Uzmanlar, bu durumun önüne geçebilmek için şimdiden acil müdahale planlarının hazırlanması gerektiğini vurguluyor.
TÜRKİYE’DE VAR MI?
Türkiye’de chikungunya virüsü, bildirimi mecburî bulaşıcı hastalıklar ortasında yer almıyor, fakat nezaret altında tutulan arbovirüsler (sivrisineklerle bulaşan virüsler) ortasında.
Seyahat geçmişi olan bireylerde, bilhassa Asya, Afrika ve Hint Okyanusu adalarından gelenlerde chikungunya olayları vakit zaman ithal hadise olarak kayıtlara geçiyor.
Ancak Türkiye’de chikungunya’yı taşıyabilen Aedes tipi sivrisinekler (özellikle Aedes albopictus, yani kaplan sivrisineği) son yıllarda Karadeniz kıyılarında ve Marmara Bölgesi’nde görülüyor. Bu da gelecekte lokal bulaşma riskini artırabilir.
NASIL KORUNMALI?
Chikungunya virüsünden korunmanın en tesirli yolu, virüsü taşıyan sivrisinekler tarafından sokulmayı önlemek.

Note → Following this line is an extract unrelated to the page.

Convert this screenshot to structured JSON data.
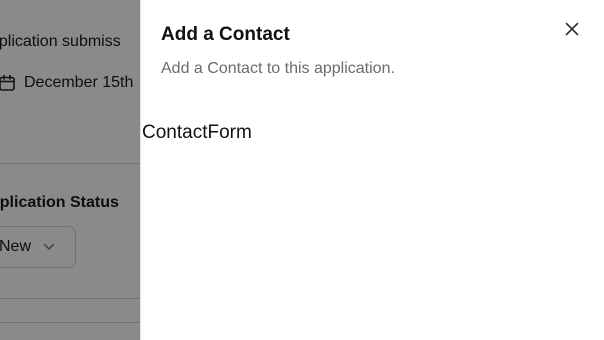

Genellikle gündüz saatlerinde, bilhassa sabah erken ve akşamüzeri faal olan kaplan sivrisineklerine dikkat edilmesi gerektiği belirtiliyor.
Alınabilecek tedbirler ortasında sivrisinek kovucu kullanmak, bedende açık alanları en aza indirmek, pencerelere sineklik takmak, sivrisineklerin üreyebileceği alanları ortadan kaldırmak ve yurtdışı seyahatlerinde tedbirleri aksatmamak da var.
BELİRTİLER NELER?
Şu anda chikungunya virüsü için yaygın kullanımda olan bir aşı yok. Hastalık için özel bir antiviral tedavi de bulunmuyor.
Chikungunya virüsünün belirtileri, ekseriyetle enfekte sivrisinek tarafından ısırıldıktan 4 ila 8 gün sonra başlıyor. Hastalık çoklukla ani başlayan yüksek ateş ve şiddetli eklem ağrılarıyla kendini gösteriyor.
Gövde, kollar ve bacaklarda kırmızı döküntüler oluşabilirken, göz gerisinde ağrı görülebiliyor.
Belirtiler birkaç gün ile birkaç hafta sürebiliyor, birtakım şahıslarda ise eklem ağrısı aylarca hatta yıllarca devam edebiliyor.